Combating Misinformation


It is hard to believe we are already past the midpoint of a legislative session unlike any other. Working within the constraints of COVID — yet trying to effectively pass meaningful legislation not only reactive to the pandemic but proactive to the future of Maryland all while working in a hybrid system — means that we have to be intentional and strategic.

There are advantages such as advanced notice of testimony so that we can address concerns and amendment requests in the hearings, and access to hearings from anywhere, without the need for transportation or child care. Constituents wishing to testify on a bill need not spend hours in Annapolis but can log into the website or onto a Zoom. However, as we have so clearly seen throughout the pandemic, technology also brings with it disadvantages for those dealing with a digital divide, lack of technological access or proficiency. Where in years past, those struggling to upload testimony could swing by our office or email our team, many staffers are also working remotely so we are having to find new ways of doing business.
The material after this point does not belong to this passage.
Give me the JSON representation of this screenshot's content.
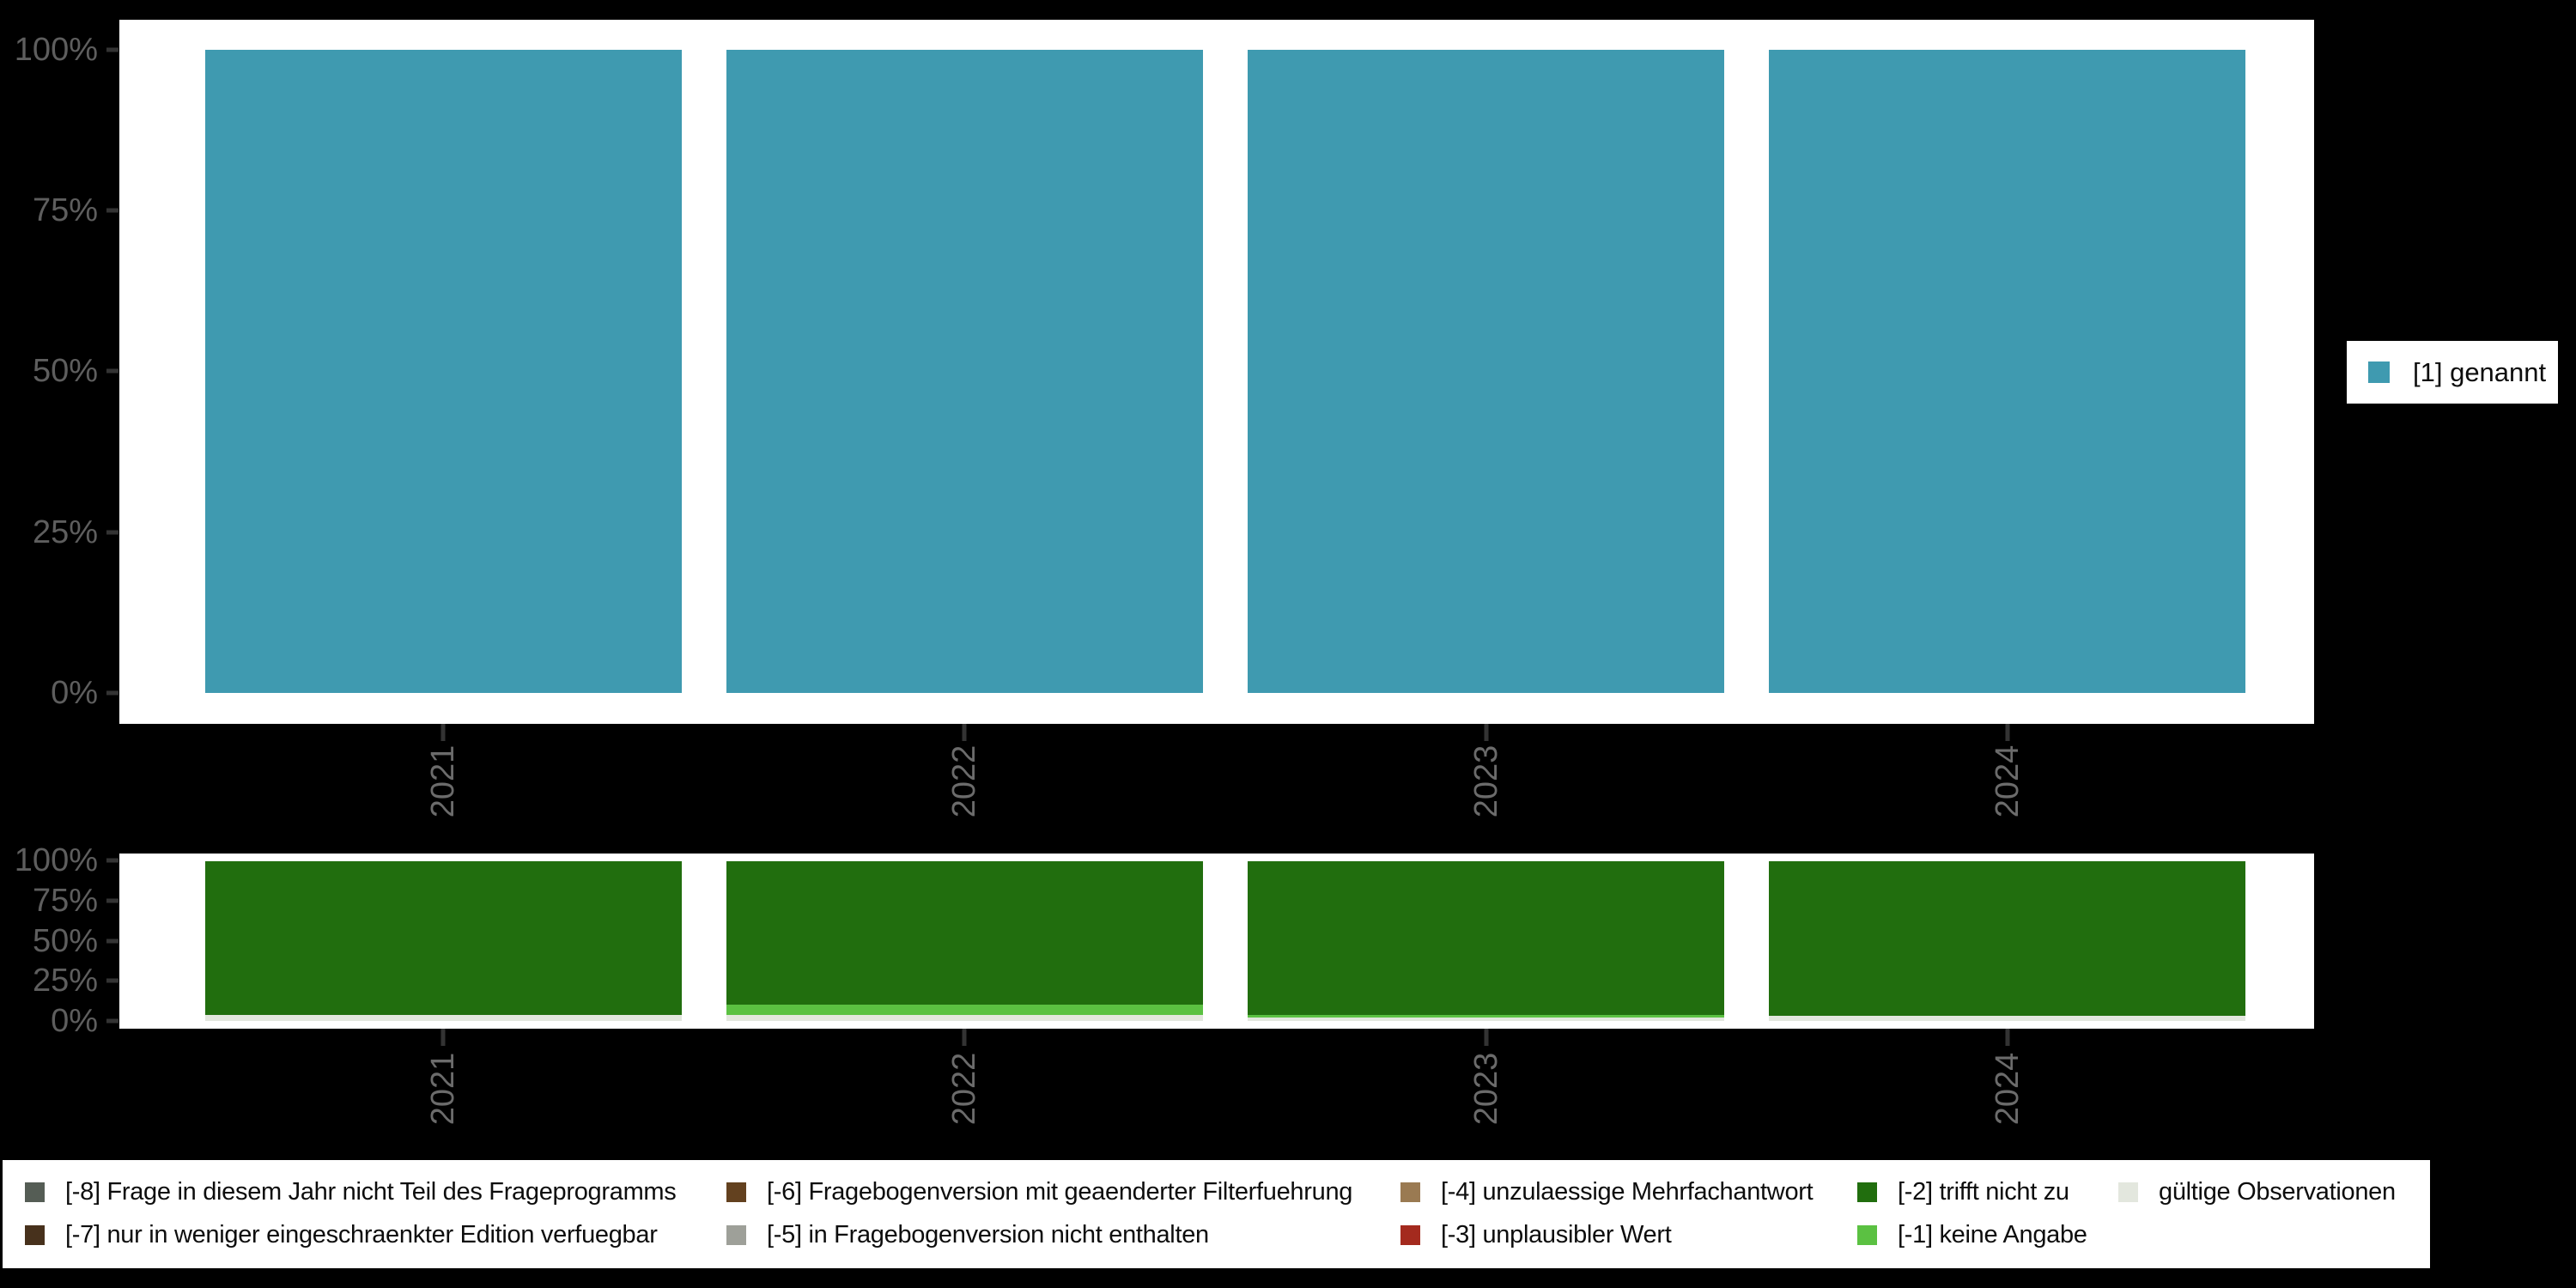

One of the biggest challenges to the session comes in the form of misinformation, something that we are having to combat and reconcile at the local, state and national levels. Anyone who has asked me about my experience in the legislature has heard me say, “Public service is gratifying, and politics is gross.” I have never had to explain that statement. There are times it feels as though the name of the game is “He who is the most inflammatory and misleading wins.”

As an educator and a playwright, this poses a huge challenge because I love to inform, to engage, to help draw the through line for folks struggling to see the cause and effect of policy decisions, to have meaningful debate through an equity lens, but like any kind of foundational work, that takes time and opportunity; an opportunity that is thwarted when the loudest voice is the only one heard.

In years past, I wrote about the legislative process; the difference between first, second and third reader; the committee and subcommittee processes; how to advocate for a bill — things that were not covered in great detail by either our civics classes or Saturday morning cartoons – though “I’m Just a Bill” still holds up pretty well.

We saw that kind of damaging misinformation weaponized regarding the digital ad tax, where countless dollars were spent on ads on television and social media to convince Marylanders that this wasn’t a tax on corporations making over $100 million; the self-same corporations launched the ads and recently filed a federal lawsuit. A lawsuit not designed in any way to protect working families or small brick and mortar businesses.

A more insidious and alarming version of this is manifesting as we work on policies that impact marginalized people - prejudicial rhetoric, false equivalence, “othering” and additional dehumanizing tactics. When we’re in person, we can respond quickly to these attacks and set the record straight, but with remote access, controlled media, tightly timed floor debates, and time and testimony limits on bill hearings, the challenge falls to our constituents to vet and interpret the information as it comes.

I have said since day one that as elected officials, we have a greater responsibility to choose our words carefully, to speak precisely and to legislate transparently. Our words have weight, and that weight is being tested in this moment as we rely on each other to speak to and consider thoughtfully what we want for our communities, and how our elected officials speak of the work they do and the people they represent.

I have been grateful not only for the willingness of this community to engage with me in these complicated, uncomfortable, necessary conversations calling out injustice, but also that when something seems amiss, I get a call or an email to address that concern or bring a different perspective for consideration. That is a form of “calling in.” It’s harder, it’s more intentional, it’s foundational, and it is one of the most effective tools for change. This is a community which, by and large, does not simply accept rhetoric as fact, and for that, the community should be commended.

I know we are all tired and we want to be past the pandemic. We are not made for this level of sustained grief, however, I’m asking that we continue to have patience with each other and take the extra time to question, call out systemic racism and false information, but “call in” each other, because that is how we grow together and build a better Maryland.